Il mutamento del modello di business mette poi in crisi le aziende complete come Him Co (in grado di gestire integralmente il business calzature): oggi è sempre più richiesta una specializzazione industriale, visto che i marchi sempre di più vogliono gestire direttamente la distribuzione e controllare il mercato.

CONTRATTO DI SOLIDARIETÀ

Azienda e sindacati hanno trovato un punto di incontro nella necessità di azzerare le espulsioni di personale, ricorrendo al contratto di solidarietà (per effetto del quale tutti i dipendenti rinunciano a quote di stipendio per evitare i licenziamenti collettivi).

L’accordo proposto dall’azienda prevedeva una perdita oraria mensile pari al 24% a tutti i lavoratori (full-time e part-time) per almeno un anno.

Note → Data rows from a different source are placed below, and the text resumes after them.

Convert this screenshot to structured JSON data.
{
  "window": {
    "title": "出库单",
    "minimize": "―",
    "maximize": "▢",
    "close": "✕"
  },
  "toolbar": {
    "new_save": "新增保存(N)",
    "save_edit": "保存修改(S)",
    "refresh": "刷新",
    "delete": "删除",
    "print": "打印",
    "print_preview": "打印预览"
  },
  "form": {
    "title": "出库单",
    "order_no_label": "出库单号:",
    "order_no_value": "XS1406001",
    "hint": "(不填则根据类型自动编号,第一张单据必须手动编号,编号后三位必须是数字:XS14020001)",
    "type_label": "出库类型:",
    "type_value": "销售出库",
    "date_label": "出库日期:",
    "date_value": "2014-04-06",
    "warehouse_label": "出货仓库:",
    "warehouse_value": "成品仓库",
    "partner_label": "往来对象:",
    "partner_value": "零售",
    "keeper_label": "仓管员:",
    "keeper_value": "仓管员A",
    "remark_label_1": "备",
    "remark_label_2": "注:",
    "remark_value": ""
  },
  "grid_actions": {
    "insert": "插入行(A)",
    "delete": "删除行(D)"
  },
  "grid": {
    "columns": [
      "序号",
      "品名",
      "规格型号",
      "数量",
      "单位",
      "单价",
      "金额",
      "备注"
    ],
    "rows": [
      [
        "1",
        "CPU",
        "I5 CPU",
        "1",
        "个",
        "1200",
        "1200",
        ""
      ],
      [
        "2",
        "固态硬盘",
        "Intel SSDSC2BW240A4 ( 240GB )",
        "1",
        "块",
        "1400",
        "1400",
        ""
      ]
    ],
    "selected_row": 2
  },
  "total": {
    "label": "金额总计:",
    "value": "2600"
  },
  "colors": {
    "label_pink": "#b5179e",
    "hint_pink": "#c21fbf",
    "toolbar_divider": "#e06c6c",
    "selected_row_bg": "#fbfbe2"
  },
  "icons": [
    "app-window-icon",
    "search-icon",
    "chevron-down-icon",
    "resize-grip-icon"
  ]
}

Ci sarebbe stato poco o nulla da contestare se non fosse per un dettaglio: il peso maggiore del sacrificio richiesto ai dipendenti dello stabilimento di Casarano, rispetto a quelli di Fassò.

Una solidarietà differenziata” che mal si concilia con lo spirito del contratto collettivo aziendale proposto.

«Inoltre abbiamo chiesto di conoscere prima il piano industriale, per capire dove porterà questa crisi, dichiarata come strutturale e non congiunturale, alla fine del percorso», spiegano  Franco Giancane (Filctem Cgil Lecce), Sergio Calò (Femca Cisl Lecce) e Fabiana Signore (Uiltec Uil Lecce), «abbiamo rilevato, inoltre, che appare quanto mai strano che si rinnovino ai primi di aprile i contratti a tempo determinato (mentre allo stesso tempo si chiudono i contratti con scadenza a dicembre) e poche settimane dopo si arriva addirittura a parlare di esuberi ed ammortizzatori sociali».

La riunione si è perciò conclusa con il mancato accordo e con la richiesta d’incontro al Ministero.

INCENTIVO ALL’ESODO

Him Co ha già avviato la procedura di licenziamento collettivo.

La proposta di accesso all’incentivo all’esodo, inteso come non opposizione al licenziamento, è ritenuta dai sindacati «non soddisfacente e non performante»: appena 4 mensilità a chi accetterà il licenziamento entro il 31 luglio; solo 3 stipendi in caso di firma del licenziamento al 30 settembre; due mensilità a quei dipendenti che dovessero accettare il licenziamento entro novembre; una sola mensilità ai lavoratori che dovessero restare in azienda fino al 31 gennaio.

A chi dovesse maturare i requisiti di accesso alla pensione entro marzo 2026, è stato proposto un incentivo di tre mesi se manifesteranno la volontà di essere licenziati entro marzo 2025.

Tutti accordi tombali, ossia che faranno cessare qualsivoglia diritto o pretesa nel rapporto tra azienda e lavoratori all’atto della firma. L’ipotesi di accordo è stata dunque rigettata dai sindacati.